Lumped Parameter Thermal Network Modeling for Online Temperature Prediction of Permanent Magnet Synchronous Motor for Different Drive Cycles in Electric Vehicle Applications

Electric vehicle is increasingly becoming popular and an alternative choice for the consumers because of its environment-friendly operation. Permanent magnet synchronous machines are widely and commonly used as traction motors since they provide higher torque and power density. High torque and power density mean higher current which eventually causes higher temperature rise in the motor. Higher temperature rise directly affects the motor output. Standard tests for UDDS (Urban Dynamometer Driving Schedule) and HWFET (Highway Fuel Economy Driving Schedule) drive cycles are used to determine performance of traction motors in terms of torque, power, efficiency and thermal health. Traction motors require high torque at low speed for starting and climbing; high power at high speed for cruising; wide speed range; a fast torque response; high efficiency over wide torque and speed ranges and high reliability. For both UDDS and HWFET driving conditions, it is essential to monitor the performance of the motor and predict the temperature of stator winding and magnet in order to maintain required torque and power generation.
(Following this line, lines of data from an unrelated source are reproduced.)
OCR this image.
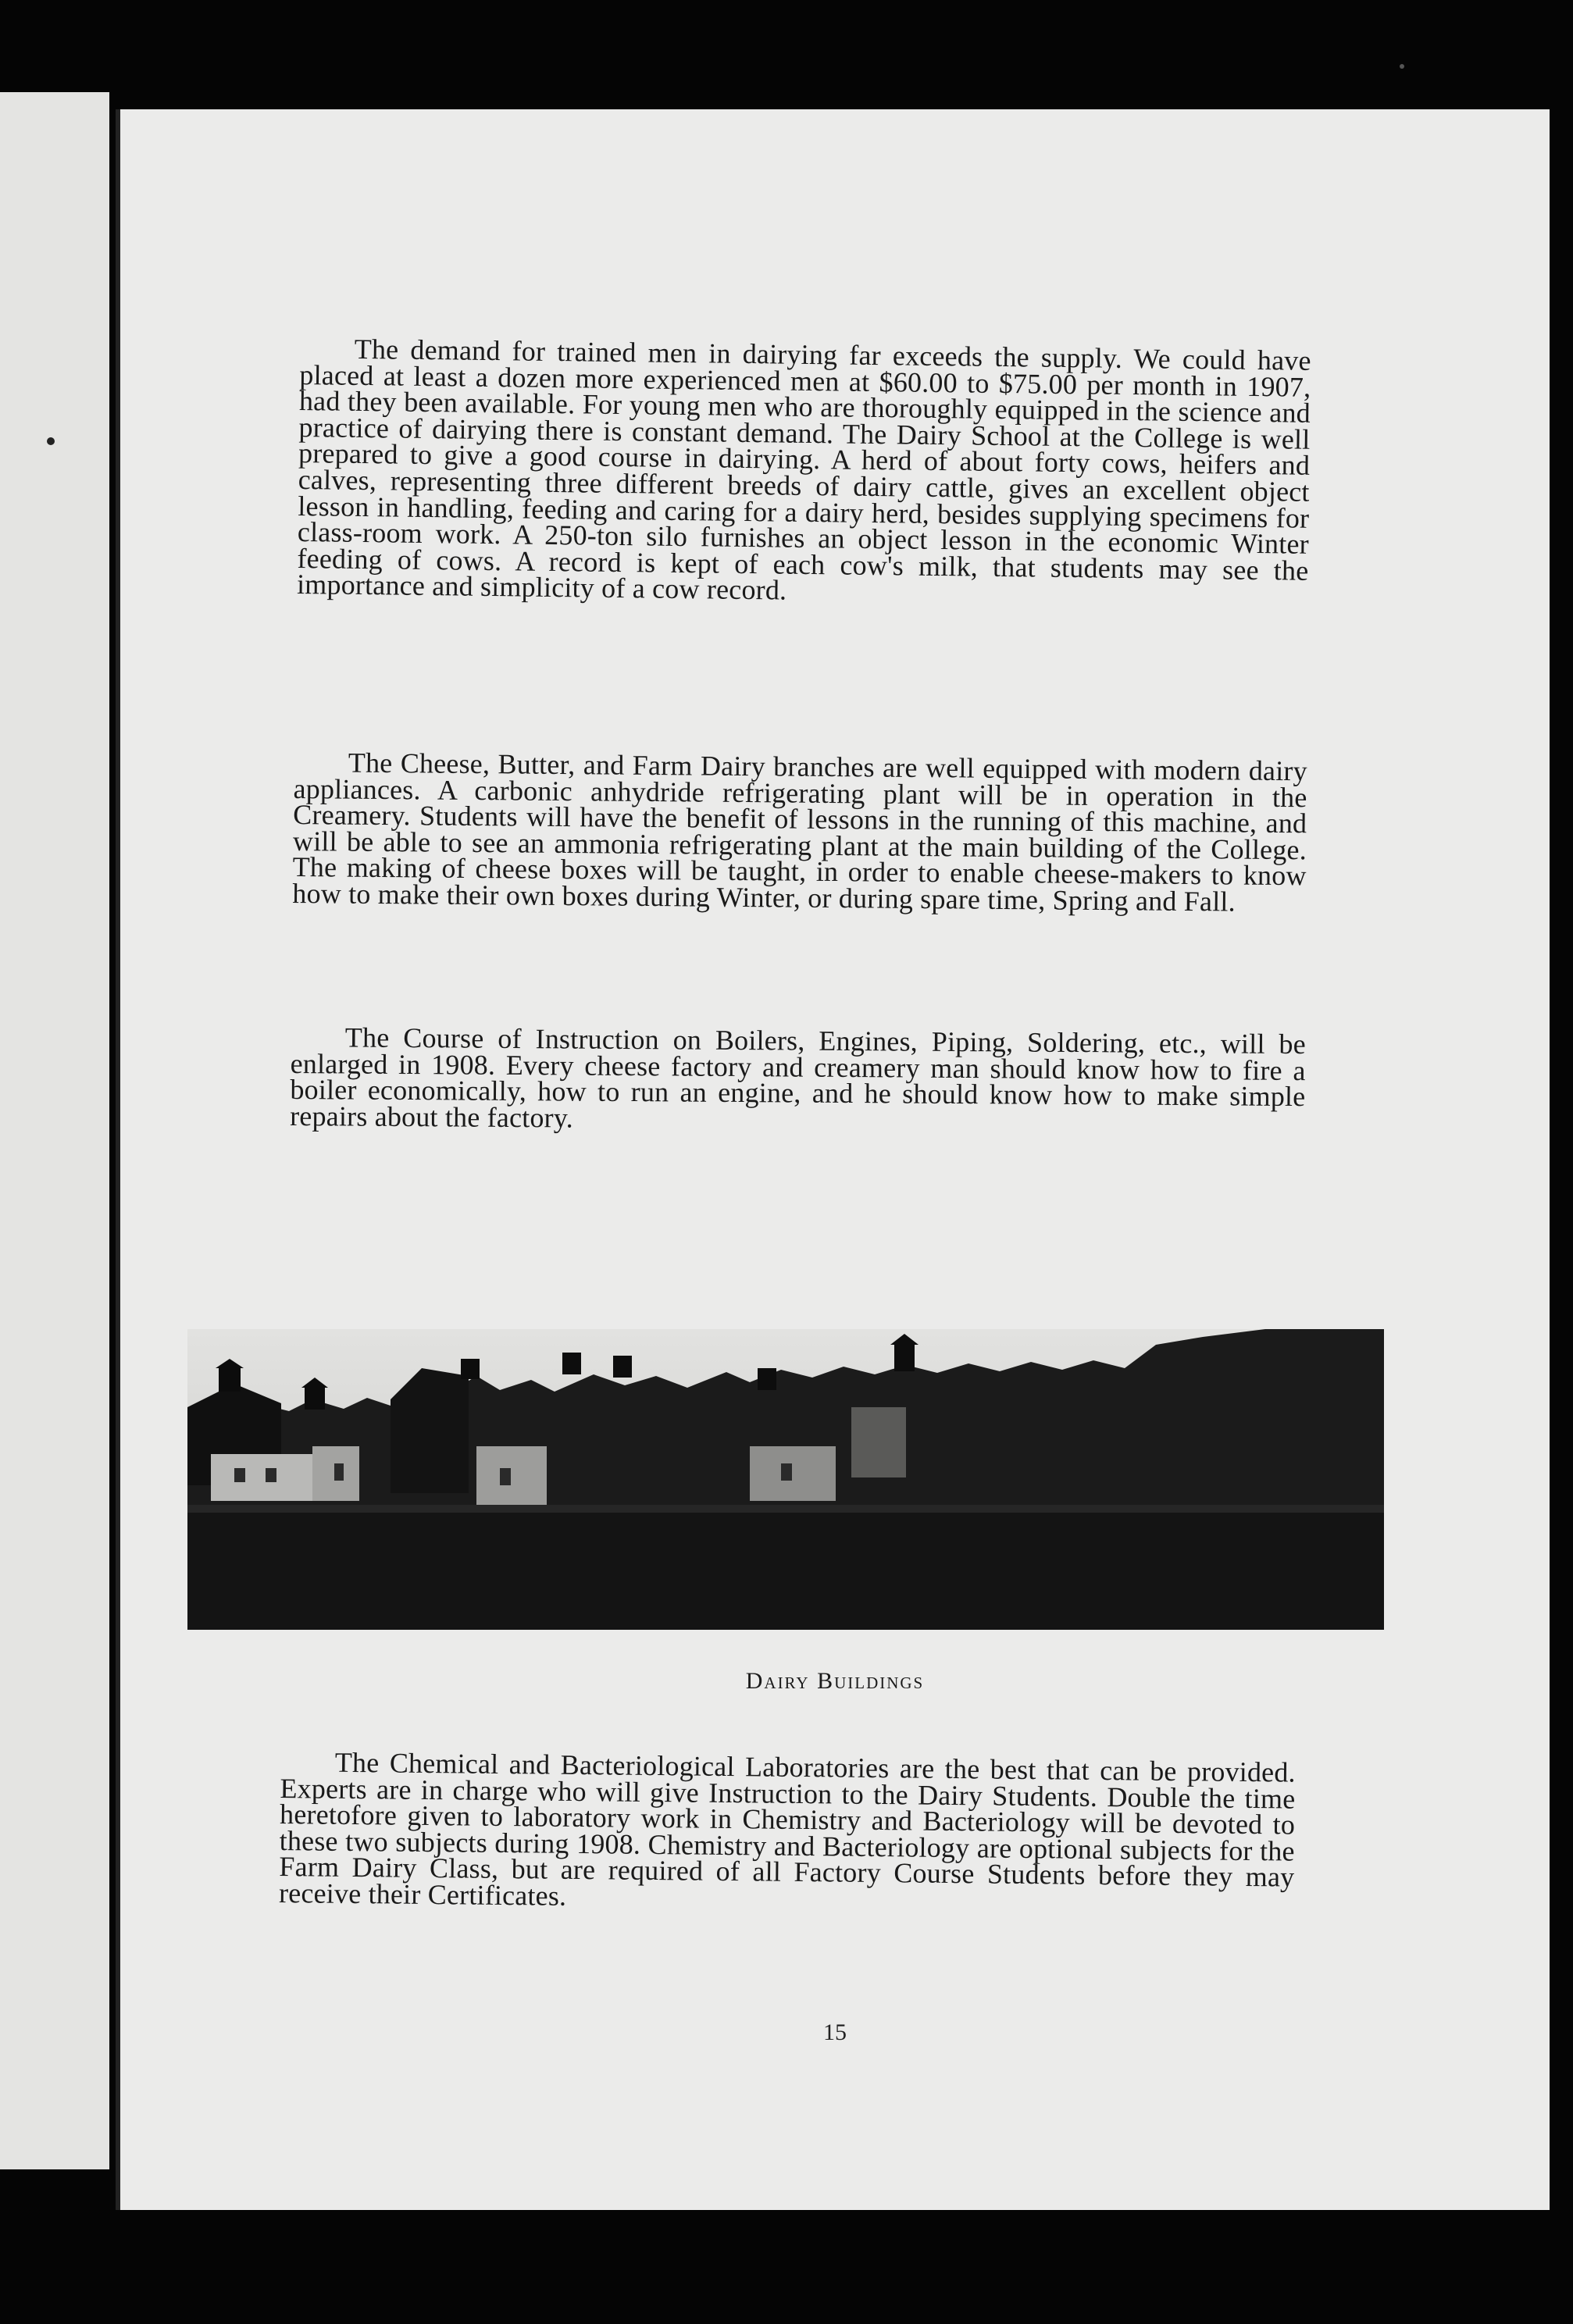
The demand for trained men in dairying far exceeds the supply. We could have placed at least a dozen more experienced men at $60.00 to $75.00 per month in 1907, had they been available. For young men who are thoroughly equipped in the science and practice of dairying there is constant demand. The Dairy School at the College is well prepared to give a good course in dairying. A herd of about forty cows, heifers and calves, representing three different breeds of dairy cattle, gives an excellent object lesson in handling, feeding and caring for a dairy herd, besides supplying specimens for class-room work. A 250-ton silo furnishes an object lesson in the economic Winter feeding of cows. A record is kept of each cow's milk, that students may see the importance and simplicity of a cow record.

The Cheese, Butter, and Farm Dairy branches are well equipped with modern dairy appliances. A carbonic anhydride refrigerating plant will be in operation in the Creamery. Students will have the benefit of lessons in the running of this machine, and will be able to see an ammonia refrigerating plant at the main building of the College. The making of cheese boxes will be taught, in order to enable cheese-makers to know how to make their own boxes during Winter, or during spare time, Spring and Fall.

The Course of Instruction on Boilers, Engines, Piping, Soldering, etc., will be enlarged in 1908. Every cheese factory and creamery man should know how to fire a boiler economically, how to run an engine, and he should know how to make simple repairs about the factory.

Dairy Buildings

The Chemical and Bacteriological Laboratories are the best that can be provided. Experts are in charge who will give Instruction to the Dairy Students. Double the time heretofore given to laboratory work in Chemistry and Bacteriology will be devoted to these two subjects during 1908. Chemistry and Bacteriology are optional subjects for the Farm Dairy Class, but are required of all Factory Course Students before they may receive their Certificates.

15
This paper proposes a simplified Lumped Parameter Thermal Network (LPTN) model which is an efficient, fast and reliable tool to determine thermal characterization of the motor. The integrated model takes input of motor operating parameters dynamically and regulate the required cooling to keep the operating temperature within the safe limit. An interior permanent magnet synchronous motor prototype has been used for the experimental validation of the proposed thermal model.